Now, these clients do not have to be resigned to pay more, since they have the option to subrogate their mortgage (transfer it to another bank) to lower their interest and to reduce their fees.
But how much money can you save mortgages that change your entity loan?
Logically, it is something that will depend on the current conditions of that credit and of which the Bank offers to which you want to move the mortgage.
Therefore, from the financial comparator HelpmyCash.com they have a free simulator with which it is possible to calculate how much each client would be saved.
The operation of the mortgage subrogation calculator of this comparator is simple: the current interest of the loan must be introduced for moving, its outstanding balance, the date on which it was signed and the original return period.
The simulator calculates how much media client could be saved with current market conditions and gives a figure both monthly and total.
For example, a client wants to know how much it would be saved by subrogating a mortgage with a slope of 150,000 euros, signed in July 2017, with an interest of 2.50% (the average fixed type of that time) and an original term of
30 years.
According to the HelpmyCash simulator, this mortgaged would pay about 108 euros less per month in interest, which would yield a total average savings of more than 30,000 euros.
Of course, it is important to keep in mind that the savings will be greater the less time has elapsed since the signature of the original mortgage.
And it is that, by the French amortization system (the one used in Spain to return the credits), most of the accrued interest is paid in the first third of the deadline, so it is convenient to carry out the subrogation as soon as possible.
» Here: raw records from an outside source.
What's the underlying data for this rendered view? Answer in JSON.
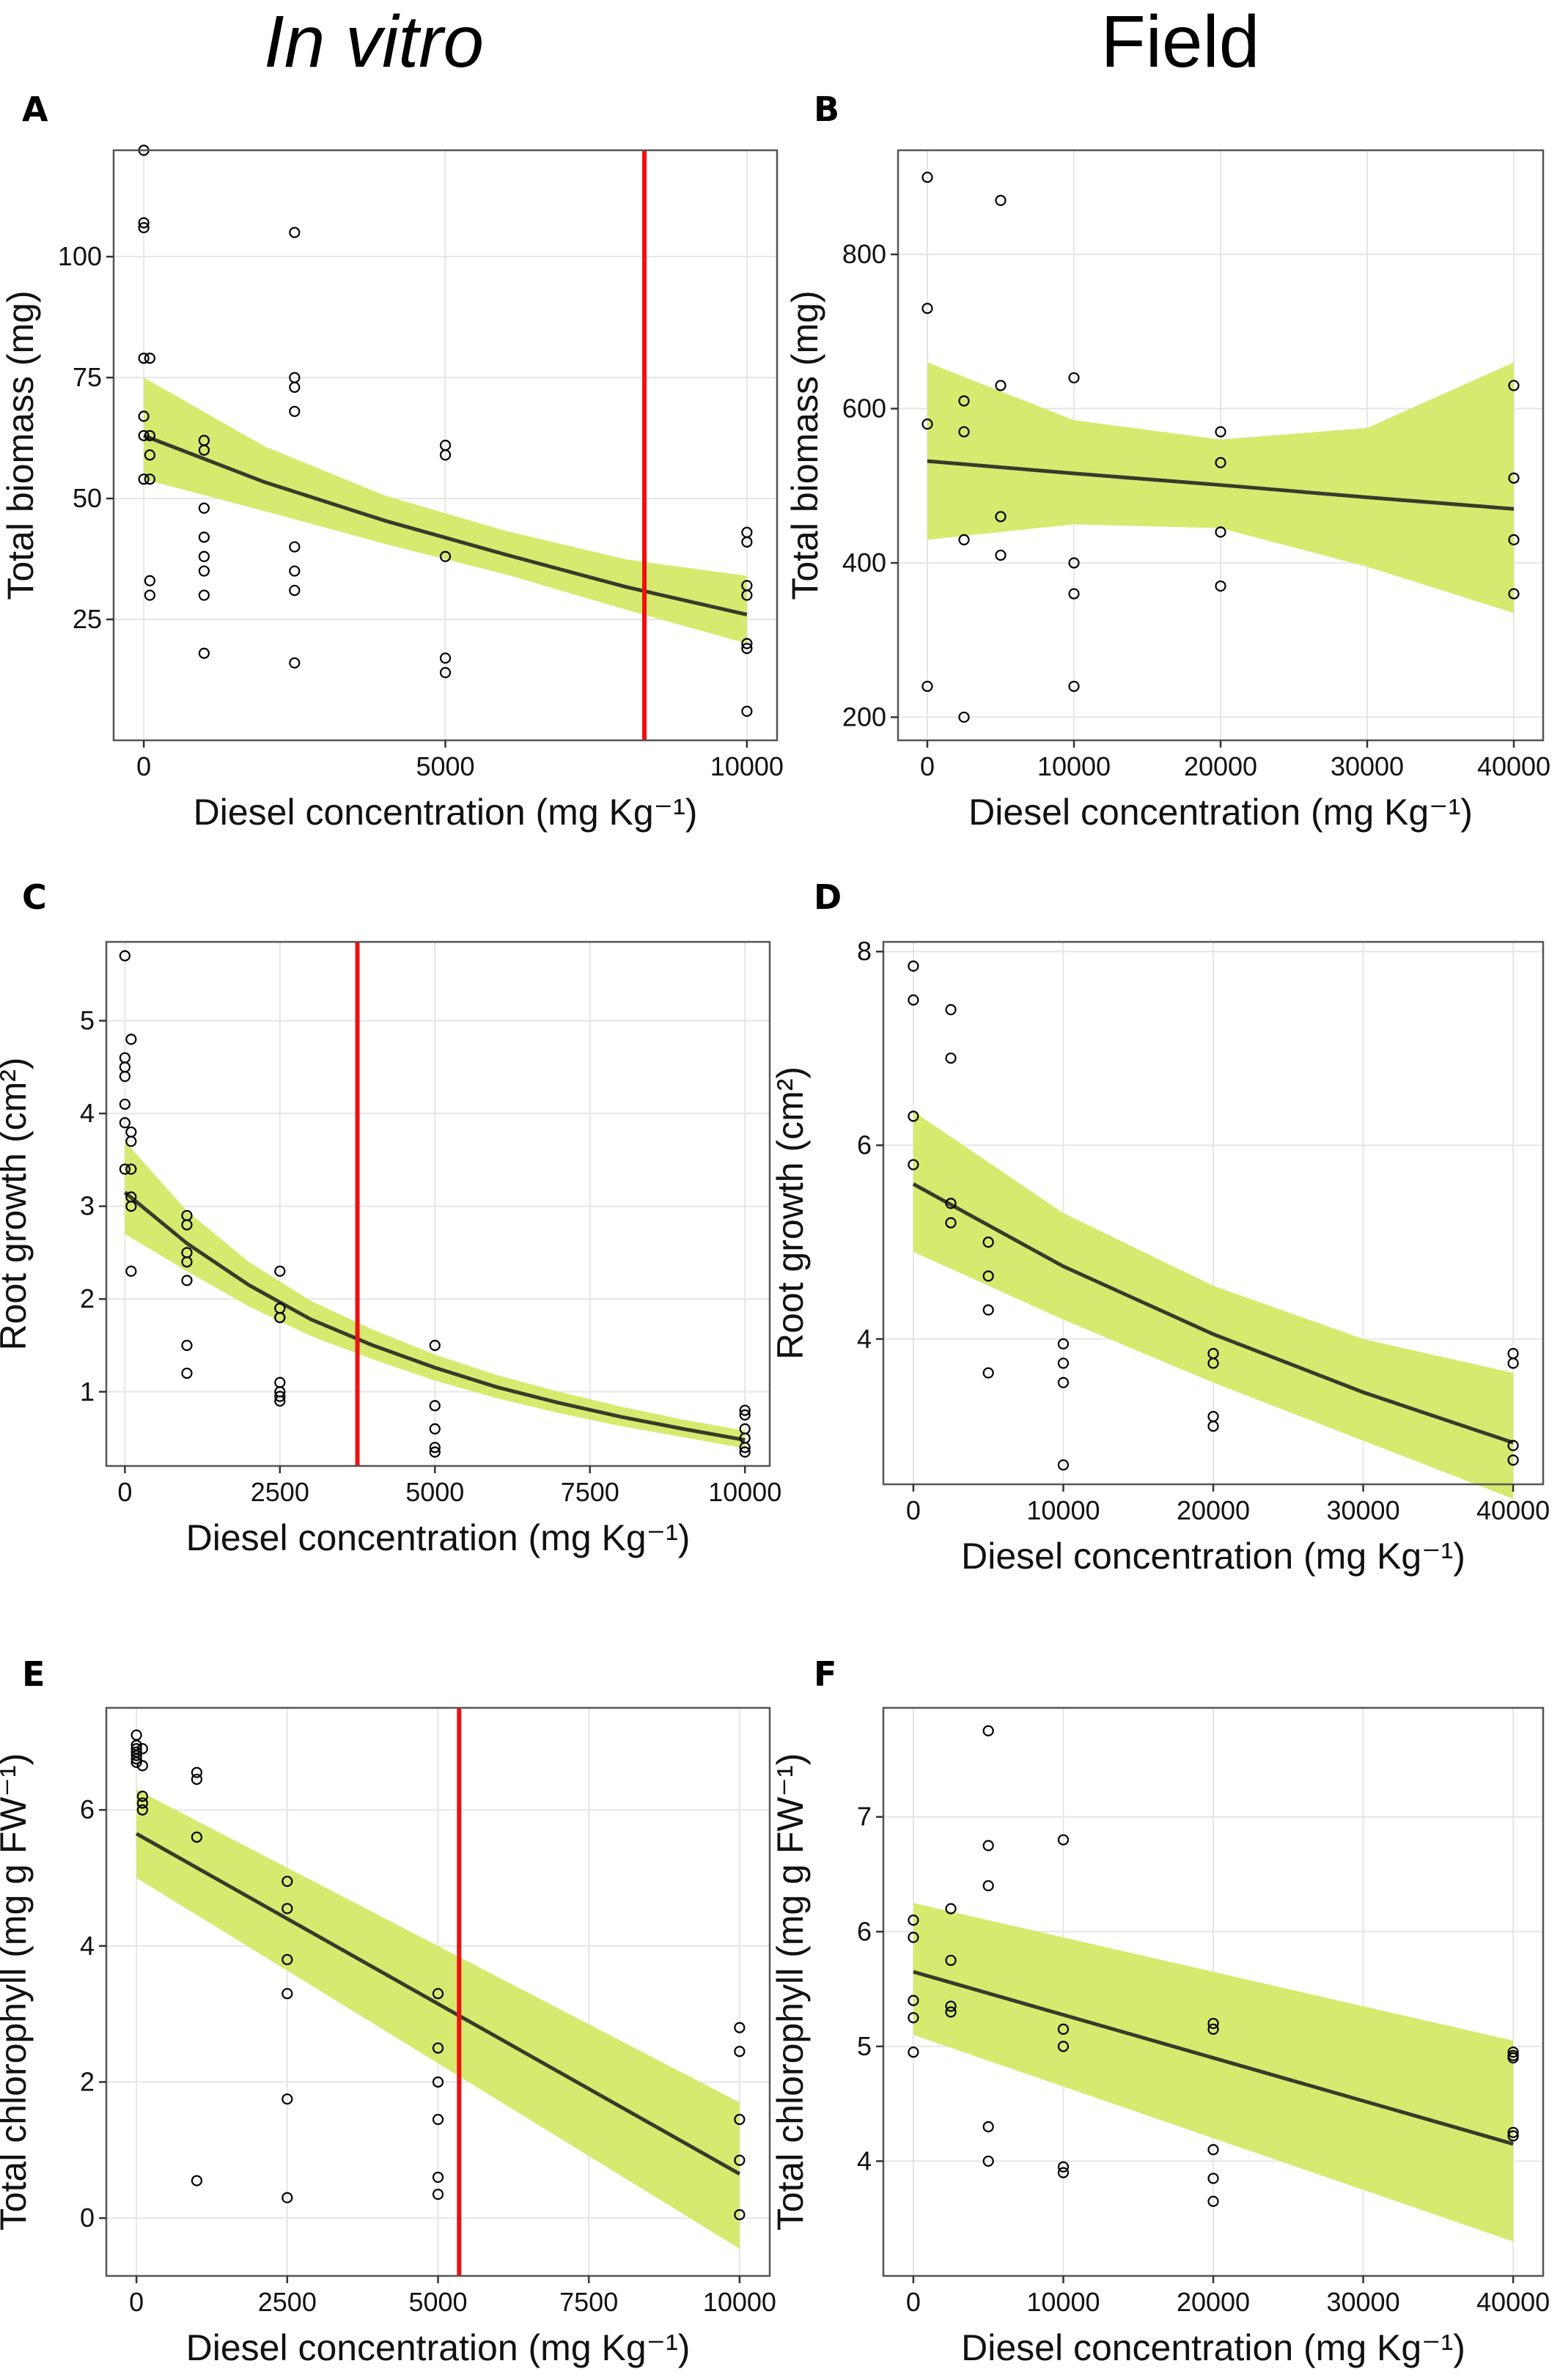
{
  "column_titles": {
    "left": "In vitro",
    "right": "Field"
  },
  "style": {
    "ribbon": "#d6ea6f",
    "fit_line": "#3a3a2a",
    "threshold": "#ee1111",
    "grid": "#e6e6e6",
    "frame": "#555555"
  },
  "chart_data": [
    {
      "panel": "A",
      "type": "scatter",
      "xlabel": "Diesel concentration (mg Kg⁻¹)",
      "ylabel": "Total biomass (mg)",
      "xlim": [
        -500,
        10500
      ],
      "ylim": [
        0,
        122
      ],
      "xticks": [
        0,
        5000,
        10000
      ],
      "yticks": [
        25,
        50,
        75,
        100
      ],
      "grid": true,
      "points": [
        [
          0,
          122
        ],
        [
          0,
          107
        ],
        [
          0,
          106
        ],
        [
          0,
          79
        ],
        [
          0,
          67
        ],
        [
          0,
          63
        ],
        [
          0,
          54
        ],
        [
          100,
          79
        ],
        [
          100,
          63
        ],
        [
          100,
          59
        ],
        [
          100,
          54
        ],
        [
          100,
          33
        ],
        [
          100,
          30
        ],
        [
          1000,
          62
        ],
        [
          1000,
          60
        ],
        [
          1000,
          48
        ],
        [
          1000,
          42
        ],
        [
          1000,
          38
        ],
        [
          1000,
          35
        ],
        [
          1000,
          30
        ],
        [
          1000,
          18
        ],
        [
          2500,
          105
        ],
        [
          2500,
          75
        ],
        [
          2500,
          73
        ],
        [
          2500,
          68
        ],
        [
          2500,
          40
        ],
        [
          2500,
          35
        ],
        [
          2500,
          31
        ],
        [
          2500,
          16
        ],
        [
          5000,
          61
        ],
        [
          5000,
          59
        ],
        [
          5000,
          38
        ],
        [
          5000,
          17
        ],
        [
          5000,
          14
        ],
        [
          10000,
          43
        ],
        [
          10000,
          41
        ],
        [
          10000,
          32
        ],
        [
          10000,
          30
        ],
        [
          10000,
          20
        ],
        [
          10000,
          19
        ],
        [
          10000,
          6
        ]
      ],
      "fit": {
        "x": [
          0,
          2000,
          4000,
          6000,
          8000,
          10000
        ],
        "y": [
          63,
          53.4,
          45.4,
          38.4,
          31.7,
          26
        ],
        "lower": [
          54,
          47.4,
          40.6,
          34.3,
          27,
          20
        ],
        "upper": [
          75,
          60.8,
          50.6,
          43.3,
          37.4,
          34
        ]
      },
      "threshold_x": 8300
    },
    {
      "panel": "B",
      "type": "scatter",
      "xlabel": "Diesel concentration (mg Kg⁻¹)",
      "ylabel": "Total biomass (mg)",
      "xlim": [
        -2000,
        42000
      ],
      "ylim": [
        170,
        935
      ],
      "xticks": [
        0,
        10000,
        20000,
        30000,
        40000
      ],
      "yticks": [
        200,
        400,
        600,
        800
      ],
      "grid": true,
      "points": [
        [
          0,
          900
        ],
        [
          0,
          730
        ],
        [
          0,
          580
        ],
        [
          0,
          240
        ],
        [
          2500,
          610
        ],
        [
          2500,
          570
        ],
        [
          2500,
          430
        ],
        [
          2500,
          200
        ],
        [
          5000,
          870
        ],
        [
          5000,
          630
        ],
        [
          5000,
          460
        ],
        [
          5000,
          410
        ],
        [
          10000,
          640
        ],
        [
          10000,
          400
        ],
        [
          10000,
          360
        ],
        [
          10000,
          240
        ],
        [
          20000,
          570
        ],
        [
          20000,
          530
        ],
        [
          20000,
          440
        ],
        [
          20000,
          370
        ],
        [
          40000,
          630
        ],
        [
          40000,
          510
        ],
        [
          40000,
          430
        ],
        [
          40000,
          360
        ]
      ],
      "fit": {
        "x": [
          0,
          10000,
          20000,
          30000,
          40000
        ],
        "y": [
          532,
          516,
          501,
          485,
          470
        ],
        "lower": [
          430,
          450,
          445,
          395,
          335
        ],
        "upper": [
          660,
          585,
          560,
          575,
          660
        ]
      },
      "threshold_x": null
    },
    {
      "panel": "C",
      "type": "scatter",
      "xlabel": "Diesel concentration (mg Kg⁻¹)",
      "ylabel": "Root growth (cm²)",
      "xlim": [
        -300,
        10400
      ],
      "ylim": [
        0.2,
        5.85
      ],
      "xticks": [
        0,
        2500,
        5000,
        7500,
        10000
      ],
      "yticks": [
        1,
        2,
        3,
        4,
        5
      ],
      "grid": true,
      "points": [
        [
          0,
          5.7
        ],
        [
          0,
          4.6
        ],
        [
          0,
          4.5
        ],
        [
          0,
          4.4
        ],
        [
          0,
          4.1
        ],
        [
          0,
          3.9
        ],
        [
          0,
          3.4
        ],
        [
          100,
          4.8
        ],
        [
          100,
          3.8
        ],
        [
          100,
          3.7
        ],
        [
          100,
          3.4
        ],
        [
          100,
          3.1
        ],
        [
          100,
          3.0
        ],
        [
          100,
          2.3
        ],
        [
          1000,
          2.9
        ],
        [
          1000,
          2.8
        ],
        [
          1000,
          2.5
        ],
        [
          1000,
          2.4
        ],
        [
          1000,
          2.2
        ],
        [
          1000,
          1.5
        ],
        [
          1000,
          1.2
        ],
        [
          2500,
          2.3
        ],
        [
          2500,
          1.9
        ],
        [
          2500,
          1.8
        ],
        [
          2500,
          1.8
        ],
        [
          2500,
          1.1
        ],
        [
          2500,
          1.0
        ],
        [
          2500,
          0.95
        ],
        [
          2500,
          0.9
        ],
        [
          5000,
          1.5
        ],
        [
          5000,
          0.85
        ],
        [
          5000,
          0.6
        ],
        [
          5000,
          0.4
        ],
        [
          5000,
          0.35
        ],
        [
          10000,
          0.8
        ],
        [
          10000,
          0.75
        ],
        [
          10000,
          0.6
        ],
        [
          10000,
          0.5
        ],
        [
          10000,
          0.4
        ],
        [
          10000,
          0.35
        ]
      ],
      "fit": {
        "x": [
          0,
          1000,
          2000,
          3000,
          4000,
          5000,
          6000,
          7000,
          8000,
          9000,
          10000
        ],
        "y": [
          3.15,
          2.6,
          2.15,
          1.78,
          1.5,
          1.26,
          1.05,
          0.88,
          0.73,
          0.6,
          0.48
        ],
        "lower": [
          2.7,
          2.3,
          1.92,
          1.6,
          1.35,
          1.12,
          0.93,
          0.77,
          0.63,
          0.51,
          0.39
        ],
        "upper": [
          3.7,
          2.95,
          2.4,
          1.98,
          1.67,
          1.4,
          1.18,
          1.0,
          0.84,
          0.7,
          0.58
        ]
      },
      "threshold_x": 3750
    },
    {
      "panel": "D",
      "type": "scatter",
      "xlabel": "Diesel concentration (mg Kg⁻¹)",
      "ylabel": "Root growth (cm²)",
      "xlim": [
        -2000,
        42000
      ],
      "ylim": [
        2.5,
        8.1
      ],
      "xticks": [
        0,
        10000,
        20000,
        30000,
        40000
      ],
      "yticks": [
        4,
        6,
        8
      ],
      "grid": true,
      "points": [
        [
          0,
          7.85
        ],
        [
          0,
          7.5
        ],
        [
          0,
          6.3
        ],
        [
          0,
          5.8
        ],
        [
          2500,
          7.4
        ],
        [
          2500,
          6.9
        ],
        [
          2500,
          5.4
        ],
        [
          2500,
          5.2
        ],
        [
          5000,
          5.0
        ],
        [
          5000,
          4.65
        ],
        [
          5000,
          4.3
        ],
        [
          5000,
          3.65
        ],
        [
          10000,
          3.95
        ],
        [
          10000,
          3.75
        ],
        [
          10000,
          3.55
        ],
        [
          10000,
          2.7
        ],
        [
          20000,
          3.85
        ],
        [
          20000,
          3.75
        ],
        [
          20000,
          3.2
        ],
        [
          20000,
          3.1
        ],
        [
          40000,
          3.85
        ],
        [
          40000,
          3.75
        ],
        [
          40000,
          2.9
        ],
        [
          40000,
          2.75
        ]
      ],
      "fit": {
        "x": [
          0,
          10000,
          20000,
          30000,
          40000
        ],
        "y": [
          5.6,
          4.75,
          4.05,
          3.45,
          2.93
        ],
        "lower": [
          4.9,
          4.2,
          3.55,
          2.95,
          2.35
        ],
        "upper": [
          6.35,
          5.3,
          4.55,
          4.0,
          3.65
        ]
      },
      "threshold_x": null
    },
    {
      "panel": "E",
      "type": "scatter",
      "xlabel": "Diesel concentration (mg Kg⁻¹)",
      "ylabel": "Total chlorophyll (mg g FW⁻¹)",
      "xlim": [
        -500,
        10500
      ],
      "ylim": [
        -0.85,
        7.5
      ],
      "xticks": [
        0,
        2500,
        5000,
        7500,
        10000
      ],
      "yticks": [
        0,
        2,
        4,
        6
      ],
      "grid": true,
      "points": [
        [
          0,
          7.1
        ],
        [
          0,
          6.95
        ],
        [
          0,
          6.9
        ],
        [
          0,
          6.85
        ],
        [
          0,
          6.8
        ],
        [
          0,
          6.75
        ],
        [
          0,
          6.7
        ],
        [
          100,
          6.9
        ],
        [
          100,
          6.65
        ],
        [
          100,
          6.2
        ],
        [
          100,
          6.1
        ],
        [
          100,
          6.0
        ],
        [
          1000,
          6.55
        ],
        [
          1000,
          6.45
        ],
        [
          1000,
          5.6
        ],
        [
          1000,
          0.55
        ],
        [
          2500,
          4.95
        ],
        [
          2500,
          4.55
        ],
        [
          2500,
          3.8
        ],
        [
          2500,
          3.3
        ],
        [
          2500,
          1.75
        ],
        [
          2500,
          0.3
        ],
        [
          5000,
          3.3
        ],
        [
          5000,
          2.5
        ],
        [
          5000,
          2.0
        ],
        [
          5000,
          1.45
        ],
        [
          5000,
          0.6
        ],
        [
          5000,
          0.35
        ],
        [
          10000,
          2.8
        ],
        [
          10000,
          2.45
        ],
        [
          10000,
          1.45
        ],
        [
          10000,
          0.85
        ],
        [
          10000,
          0.05
        ]
      ],
      "fit": {
        "x": [
          0,
          10000
        ],
        "y": [
          5.65,
          0.65
        ],
        "lower": [
          5.0,
          -0.45
        ],
        "upper": [
          6.3,
          1.7
        ]
      },
      "threshold_x": 5350
    },
    {
      "panel": "F",
      "type": "scatter",
      "xlabel": "Diesel concentration (mg Kg⁻¹)",
      "ylabel": "Total chlorophyll (mg g FW⁻¹)",
      "xlim": [
        -2000,
        42000
      ],
      "ylim": [
        3.0,
        7.95
      ],
      "xticks": [
        0,
        10000,
        20000,
        30000,
        40000
      ],
      "yticks": [
        4,
        5,
        6,
        7
      ],
      "grid": true,
      "points": [
        [
          0,
          6.1
        ],
        [
          0,
          5.95
        ],
        [
          0,
          5.4
        ],
        [
          0,
          5.25
        ],
        [
          0,
          4.95
        ],
        [
          2500,
          6.2
        ],
        [
          2500,
          5.75
        ],
        [
          2500,
          5.35
        ],
        [
          2500,
          5.3
        ],
        [
          5000,
          7.75
        ],
        [
          5000,
          6.75
        ],
        [
          5000,
          6.4
        ],
        [
          5000,
          4.3
        ],
        [
          5000,
          4.0
        ],
        [
          10000,
          6.8
        ],
        [
          10000,
          5.15
        ],
        [
          10000,
          5.0
        ],
        [
          10000,
          3.95
        ],
        [
          10000,
          3.9
        ],
        [
          20000,
          5.2
        ],
        [
          20000,
          5.15
        ],
        [
          20000,
          4.1
        ],
        [
          20000,
          3.85
        ],
        [
          20000,
          3.65
        ],
        [
          40000,
          4.95
        ],
        [
          40000,
          4.92
        ],
        [
          40000,
          4.9
        ],
        [
          40000,
          4.25
        ],
        [
          40000,
          4.22
        ]
      ],
      "fit": {
        "x": [
          0,
          40000
        ],
        "y": [
          5.65,
          4.15
        ],
        "lower": [
          5.1,
          3.3
        ],
        "upper": [
          6.25,
          5.05
        ]
      },
      "threshold_x": null
    }
  ]
}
Also, from this comparator they affirm that the expenses associated with the subrogation must be present, which will have to be submitted to savings.
Most of the coasts for the formalization of the transfer must be paid by the new bank by law (notary, registration and managing), but the customer corresponds to pay the price of housing appraisal (about 300 euros) and that of the
Copy of writing (a few dozens of euros).
It is also very likely that the mortgage transferred includes a commission for subrogation, which will have to be paid to the bank to which it is left.
Its price, depending on the interest of the loan (fixed or variable) and the date on which the contract was signed, can oscillate between 0% and 2% on the pending amount at the time of change.
As a general rule, the savings obtained by subrogation compensates for the payment of these expenses, especially if the change is made in the first half of the mortgage period, but it is always advisable to make accounts to check it.
According to HelpmyCash, it is also important to know that not everyone can subrogate your mortgage.
To begin with, it is essential to be solvent (have a good job, charge enough to pay the odds without problems …), otherwise, otherwise, no bank will be offered to improve a loan from another entity.
Another requirement that must be fulfilled is that the pending amount of credit does not exceed 80% of the value of housing appraisal.
And the reimbursement period, once the subrogation has been performed, it should not be more than 30 years old in most cases, although there are a few banks that allow the reimbursement period of 35 or even 40 years.
Finally, it is essential to take a minimum of between one and two years by paying the fees of the mortgage.
And, as is logical, if the client has not paid some monthly payment on time, it will be very difficult to find a bank willing to subrogate his loan, since the entities will not want to run more risks of the account.